When the latest update to Chrome rolled out recently, it marked the day not a single web browser continues to support Flash auto-play. The move effectively drove the proverbial “final nail in the coffin” of the software that once brought the web to life and for which Adobe paid $3.4 billion when it acquired Macromedia just a short 10 years ago.
Flash going away is a good thing. Not because your laptop battery will last longer or your data will be more secure. Because HTML5 will finally give the creative community a larger, richer canvas upon which to break from the confines of standard banner ads and, quite literally, create new kinds of “outside-the-box” advertising experiences.
However, while the creative community has wrapped its collective mind around the fact that it’s time to make a transition, many are still designing in Flash and relying on tools like Adobe Canvas and Google’s Swiffy to convert (er, hack) those assets into HTML5. Others have found early success designing from the ground up in Tumult’s Hype and the new crop of mobile-ready ad authoring systems like Jetpack, Flite, Adobe Edge Animate and Google Web Designer.
But there’s a big difference between creating HTML5 ads and getting them delivered, and the technical challenges surrounding HTML5 ad serving are not insignificant. The beauty of Flash was that it was the de facto standard. One .swf file held all of the assets and instructions needed to politely deliver an ad in one concise package.

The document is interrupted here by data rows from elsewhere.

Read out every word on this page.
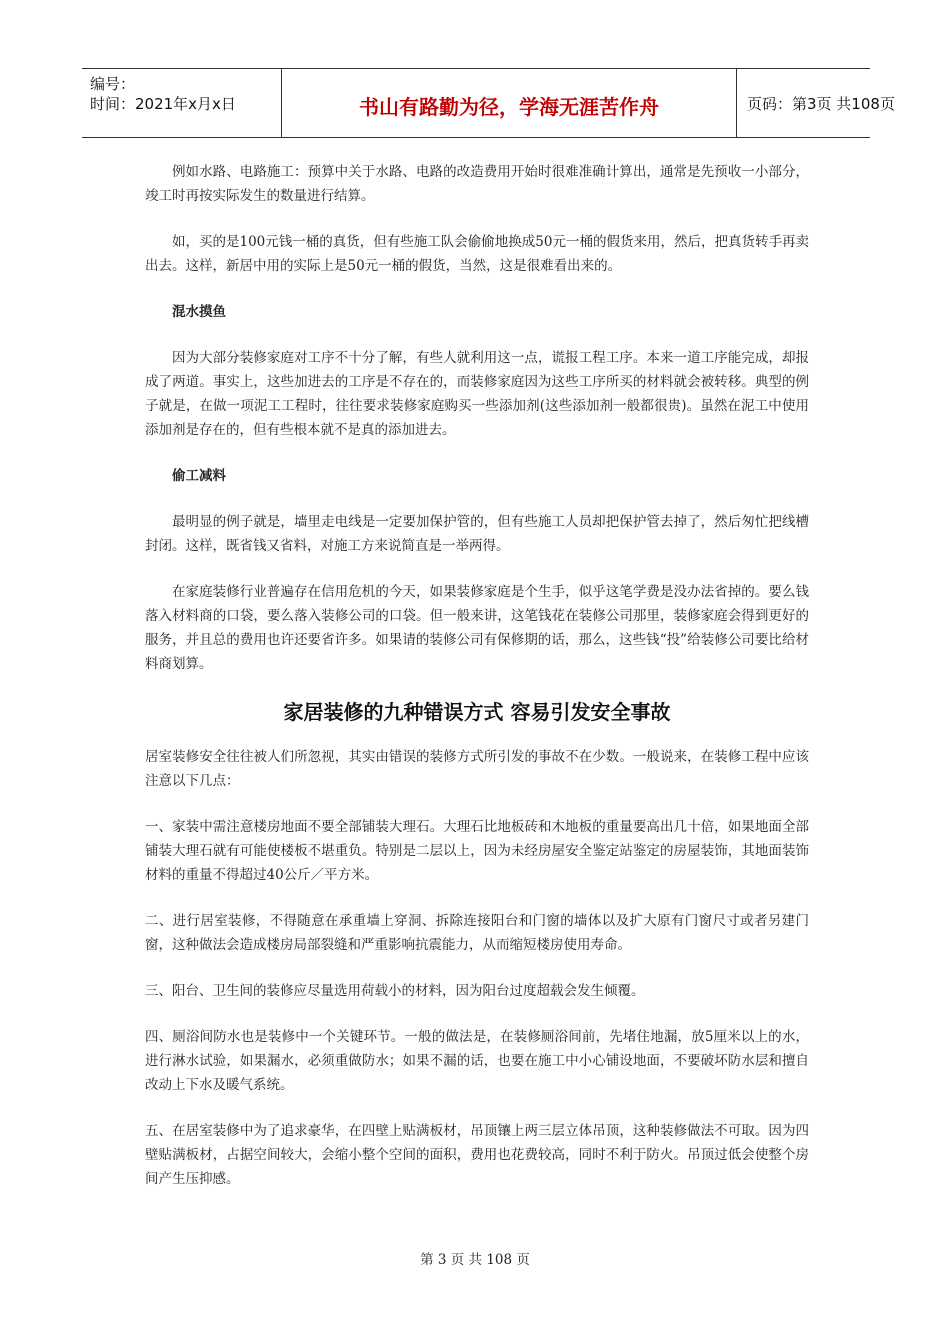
编号：
时间：2021年x月x日	书山有路勤为径，学海无涯苦作舟	页码：第3页 共108页

例如水路、电路施工：预算中关于水路、电路的改造费用开始时很难准确计算出，通常是先预收一小部分，竣工时再按实际发生的数量进行结算。

如，买的是100元钱一桶的真货，但有些施工队会偷偷地换成50元一桶的假货来用，然后，把真货转手再卖出去。这样，新居中用的实际上是50元一桶的假货，当然，这是很难看出来的。

混水摸鱼

因为大部分装修家庭对工序不十分了解，有些人就利用这一点，谎报工程工序。本来一道工序能完成，却报成了两道。事实上，这些加进去的工序是不存在的，而装修家庭因为这些工序所买的材料就会被转移。典型的例子就是，在做一项泥工工程时，往往要求装修家庭购买一些添加剂(这些添加剂一般都很贵)。虽然在泥工中使用添加剂是存在的，但有些根本就不是真的添加进去。

偷工减料

最明显的例子就是，墙里走电线是一定要加保护管的，但有些施工人员却把保护管去掉了，然后匆忙把线槽封闭。这样，既省钱又省料，对施工方来说简直是一举两得。

在家庭装修行业普遍存在信用危机的今天，如果装修家庭是个生手，似乎这笔学费是没办法省掉的。要么钱落入材料商的口袋，要么落入装修公司的口袋。但一般来讲，这笔钱花在装修公司那里，装修家庭会得到更好的服务，并且总的费用也许还要省许多。如果请的装修公司有保修期的话，那么，这些钱“投”给装修公司要比给材料商划算。

家居装修的九种错误方式 容易引发安全事故

居室装修安全往往被人们所忽视，其实由错误的装修方式所引发的事故不在少数。一般说来，在装修工程中应该注意以下几点：

一、家装中需注意楼房地面不要全部铺装大理石。大理石比地板砖和木地板的重量要高出几十倍，如果地面全部铺装大理石就有可能使楼板不堪重负。特别是二层以上，因为未经房屋安全鉴定站鉴定的房屋装饰，其地面装饰材料的重量不得超过40公斤／平方米。

二、进行居室装修，不得随意在承重墙上穿洞、拆除连接阳台和门窗的墙体以及扩大原有门窗尺寸或者另建门窗，这种做法会造成楼房局部裂缝和严重影响抗震能力，从而缩短楼房使用寿命。

三、阳台、卫生间的装修应尽量选用荷载小的材料，因为阳台过度超载会发生倾覆。

四、厕浴间防水也是装修中一个关键环节。一般的做法是，在装修厕浴间前，先堵住地漏，放5厘米以上的水，进行淋水试验，如果漏水，必须重做防水；如果不漏的话，也要在施工中小心铺设地面，不要破坏防水层和擅自改动上下水及暖气系统。

五、在居室装修中为了追求豪华，在四壁上贴满板材，吊顶镶上两三层立体吊顶，这种装修做法不可取。因为四壁贴满板材，占据空间较大，会缩小整个空间的面积，费用也花费较高，同时不利于防火。吊顶过低会使整个房间产生压抑感。

第 3 页 共 108 页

Not so with HTML5. Its open source technology provides a greater range of flexibility, but makes it exponentially more difficult to deliver within the confines of a single ad tag that would otherwise lend itself to a common ad serving standard. Unfortunately, there is no “right” way to deliver HTML5 advertising. A few mobile ad servers have emerged, including Jetpack, Medialets and Celtra, and larger, more established players have their own proprietary systems.
Major publishers are demanding action advertisers create better ads authored in HTML5. But this is not just an advertiser problem -- we’re all in this together. Media professionals need to get on the same page with their creative counterparts, publishers have an obligation to provide guidance for their partners, and ad servers need to update their legacy systems.
The IAB is doing its part, having recently updated its display and mobile creative guidelines in 2015. But even these ideas are limiting and meant to conform to legacy paradigms in a world no longer defined by rectangles and boxes. The real potential of HTML5 advertising is large-scale native formats that can be dynamically injected anywhere into mobile and desktop content.
What’s an advertiser to do? Ask your creative partners what tools they’re using to build HTML5 ads. Ask your ad serving partners how they serve and report on them. And ask your publishers to provide you with their HTML5 specs.
Like every other challenge our industry has faced, public discourse, trade association guidance and marketplace economics will maneuver us through this exciting time of fast-moving technical transformation. The payoff, undoubtedly, will ultimately come in the form of higher performance for advertisers, more revenue for publishers and, we hope, a better user experience for consumers.
Ceteris in veneratione tui montes, nascetur mus. Tu quoque, Brute, fili mi, nihil timor populi, nihil! Non equidem invideo. Nec dubitamus multa iter quae et nos invenerat. Nec dubitamus multa iter quae et nos invenerat.